2013 Finishing On ‘Soft Note’ As Pending Home Sales Increase Only Slightly

In November, pending home sales stabilized with a slight gain, and monthly increases in the South and West offset declines in the Northeast and Midwest, according to the National Association of Realtors (NAR).

NAR reports that the Pending Home Sales Index (PHSI), a forward-looking indicator based on contract signings, inched up 0.2% to 101.7 in November from a downwardly revised 101.5 in October, but is 1.6% below November 2012 when it was 103.3. The data reflects contracts but not closings.

Lawrence Yun, chief economist for NAR, says the market is flattening: "We may have reached a cyclical low because the positive fundamentals of job creation and household formation are likely to foster a fairly stable level of contract activity in 2014."

He adds, "Although the final months of 2013 are finishing on a soft note, the year as a whole will end with the best sales total in seven years."

Yun also says the market still favors buyers in most of the country, but higher mortgage interest rates, in combination with strong price gains, mean a more modest growth in values is expected in 2014.

NAR reports that the PHSI in the Northeast declined 2.7% to 82.6 in November but is 1.9% above that of a year ago. In the Midwest, the index fell 3.1% to 100.6 in November, but is 0.4% higher than in November 2012.

The data shows that pending home sales in the South rose 2.3% to an index of 116.1 in November and are 0.1% above levels from a year ago.
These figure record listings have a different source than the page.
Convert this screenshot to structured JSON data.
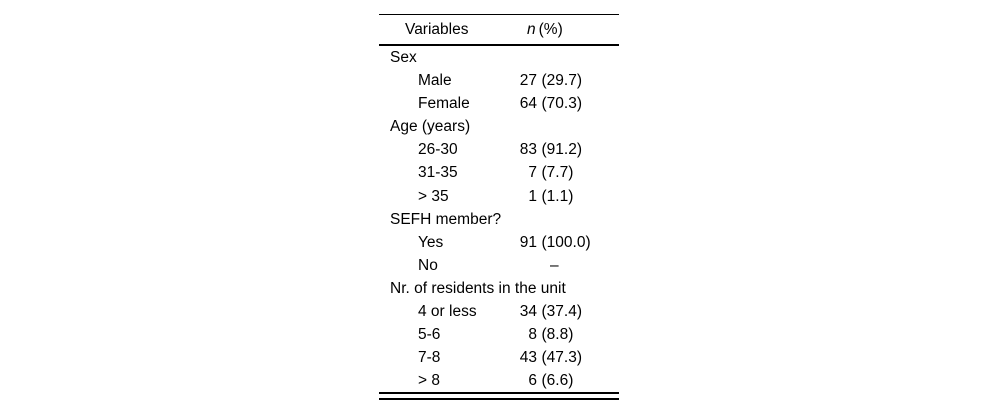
{
  "table": {
    "header": {
      "variables": "Variables",
      "n_label": "n",
      "pct_label": "(%)"
    },
    "rows": [
      {
        "label": "Sex",
        "type": "group"
      },
      {
        "label": "Male",
        "n": "27",
        "pct": "(29.7)"
      },
      {
        "label": "Female",
        "n": "64",
        "pct": "(70.3)"
      },
      {
        "label": "Age (years)",
        "type": "group"
      },
      {
        "label": "26-30",
        "n": "83",
        "pct": "(91.2)"
      },
      {
        "label": "31-35",
        "n": "7",
        "pct": "(7.7)"
      },
      {
        "label": "> 35",
        "n": "1",
        "pct": "(1.1)"
      },
      {
        "label": "SEFH member?",
        "type": "group"
      },
      {
        "label": "Yes",
        "n": "91",
        "pct": "(100.0)"
      },
      {
        "label": "No",
        "dash": "–"
      },
      {
        "label": "Nr. of residents in the unit",
        "type": "group"
      },
      {
        "label": "4 or less",
        "n": "34",
        "pct": "(37.4)"
      },
      {
        "label": "5-6",
        "n": "8",
        "pct": "(8.8)"
      },
      {
        "label": "7-8",
        "n": "43",
        "pct": "(47.3)"
      },
      {
        "label": "> 8",
        "n": "6",
        "pct": "(6.6)"
      }
    ]
  }
}
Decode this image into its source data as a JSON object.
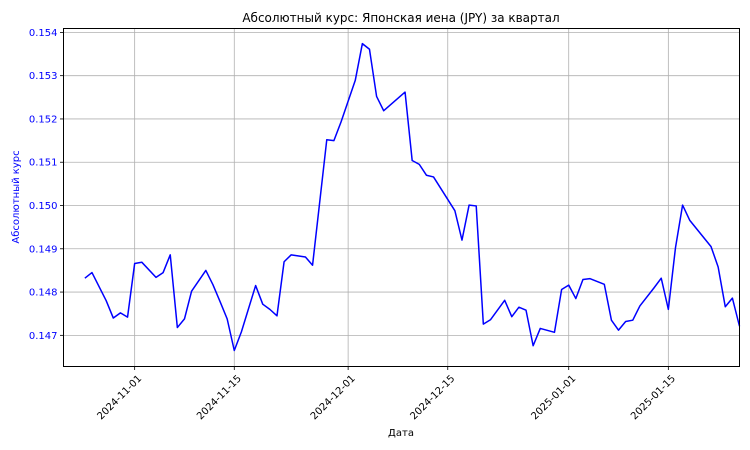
{
  "chart_data": {
    "type": "line",
    "title": "Абсолютный курс: Японская иена (JPY) за квартал",
    "xlabel": "Дата",
    "ylabel": "Абсолютный курс",
    "grid": true,
    "colors": {
      "line": "#0000ff",
      "ylabel": "#0000ff",
      "yticks": "#0000ff",
      "grid": "#b0b0b0"
    },
    "x_ticks": [
      "2024-11-01",
      "2024-11-15",
      "2024-12-01",
      "2024-12-15",
      "2025-01-01",
      "2025-01-15"
    ],
    "y_ticks": [
      "0.147",
      "0.148",
      "0.149",
      "0.150",
      "0.151",
      "0.152",
      "0.153",
      "0.154"
    ],
    "ylim": [
      0.14628,
      0.15409
    ],
    "xlim": [
      "2024-10-22",
      "2025-01-25"
    ],
    "series": [
      {
        "name": "",
        "points": [
          [
            "2024-10-25",
            0.14832
          ],
          [
            "2024-10-26",
            0.14845
          ],
          [
            "2024-10-28",
            0.1478
          ],
          [
            "2024-10-29",
            0.1474
          ],
          [
            "2024-10-30",
            0.14752
          ],
          [
            "2024-10-31",
            0.14742
          ],
          [
            "2024-11-01",
            0.14866
          ],
          [
            "2024-11-02",
            0.14869
          ],
          [
            "2024-11-04",
            0.14834
          ],
          [
            "2024-11-05",
            0.14845
          ],
          [
            "2024-11-06",
            0.14886
          ],
          [
            "2024-11-07",
            0.14718
          ],
          [
            "2024-11-08",
            0.14738
          ],
          [
            "2024-11-09",
            0.14802
          ],
          [
            "2024-11-11",
            0.1485
          ],
          [
            "2024-11-12",
            0.14817
          ],
          [
            "2024-11-13",
            0.14778
          ],
          [
            "2024-11-14",
            0.14738
          ],
          [
            "2024-11-15",
            0.14665
          ],
          [
            "2024-11-16",
            0.14708
          ],
          [
            "2024-11-18",
            0.14815
          ],
          [
            "2024-11-19",
            0.14772
          ],
          [
            "2024-11-20",
            0.1476
          ],
          [
            "2024-11-21",
            0.14745
          ],
          [
            "2024-11-22",
            0.1487
          ],
          [
            "2024-11-23",
            0.14886
          ],
          [
            "2024-11-25",
            0.14881
          ],
          [
            "2024-11-26",
            0.14862
          ],
          [
            "2024-11-28",
            0.15152
          ],
          [
            "2024-11-29",
            0.1515
          ],
          [
            "2024-11-30",
            0.15193
          ],
          [
            "2024-12-02",
            0.15289
          ],
          [
            "2024-12-03",
            0.15374
          ],
          [
            "2024-12-04",
            0.15361
          ],
          [
            "2024-12-05",
            0.15252
          ],
          [
            "2024-12-06",
            0.15219
          ],
          [
            "2024-12-09",
            0.15262
          ],
          [
            "2024-12-10",
            0.15104
          ],
          [
            "2024-12-11",
            0.15095
          ],
          [
            "2024-12-12",
            0.1507
          ],
          [
            "2024-12-13",
            0.15066
          ],
          [
            "2024-12-16",
            0.14988
          ],
          [
            "2024-12-17",
            0.1492
          ],
          [
            "2024-12-18",
            0.15001
          ],
          [
            "2024-12-19",
            0.14999
          ],
          [
            "2024-12-20",
            0.14726
          ],
          [
            "2024-12-21",
            0.14736
          ],
          [
            "2024-12-23",
            0.14781
          ],
          [
            "2024-12-24",
            0.14743
          ],
          [
            "2024-12-25",
            0.14765
          ],
          [
            "2024-12-26",
            0.14758
          ],
          [
            "2024-12-27",
            0.14676
          ],
          [
            "2024-12-28",
            0.14716
          ],
          [
            "2024-12-30",
            0.14707
          ],
          [
            "2024-12-31",
            0.14806
          ],
          [
            "2025-01-01",
            0.14816
          ],
          [
            "2025-01-02",
            0.14785
          ],
          [
            "2025-01-03",
            0.14829
          ],
          [
            "2025-01-04",
            0.14831
          ],
          [
            "2025-01-06",
            0.14818
          ],
          [
            "2025-01-07",
            0.14735
          ],
          [
            "2025-01-08",
            0.14712
          ],
          [
            "2025-01-09",
            0.14732
          ],
          [
            "2025-01-10",
            0.14735
          ],
          [
            "2025-01-11",
            0.14768
          ],
          [
            "2025-01-13",
            0.1481
          ],
          [
            "2025-01-14",
            0.14832
          ],
          [
            "2025-01-15",
            0.1476
          ],
          [
            "2025-01-16",
            0.14902
          ],
          [
            "2025-01-17",
            0.15001
          ],
          [
            "2025-01-18",
            0.14966
          ],
          [
            "2025-01-21",
            0.14905
          ],
          [
            "2025-01-22",
            0.14858
          ],
          [
            "2025-01-23",
            0.14766
          ],
          [
            "2025-01-24",
            0.14786
          ],
          [
            "2025-01-25",
            0.14721
          ]
        ]
      }
    ]
  }
}
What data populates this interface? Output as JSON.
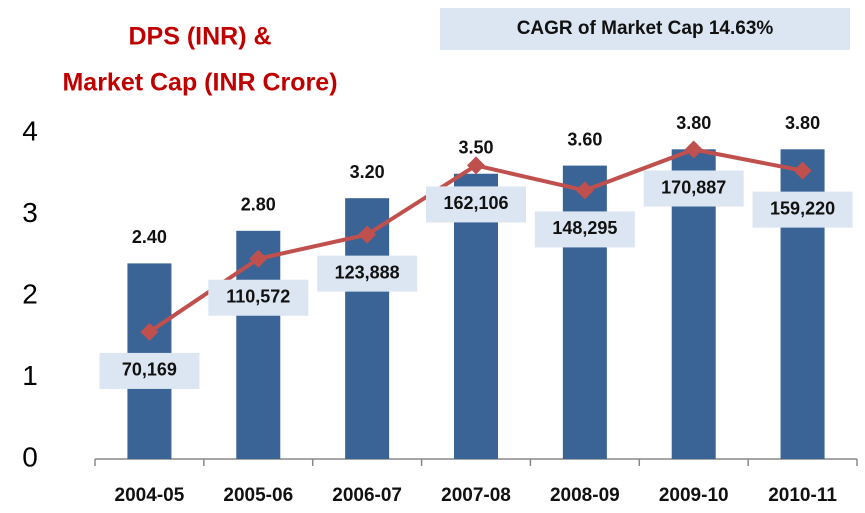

The index in the West increased 1.8% in November to 95.0, but is 8.7% below that of November 2012, in part from inventory constraints.

According to NAR, total existing-home sales this year are expected to reach 5.1 million – a gain of almost 10% over 2012 – but should stay at that level in 2014 and then rise to 5.3 million in 2015.

NAR says the national median existing-home price for all of this year will be close to $197,300 – up nearly 12% from 2012 – but is projected to rise at a more moderate pace of 5% to 5.5% in 2014, and grow another 4% in 2015.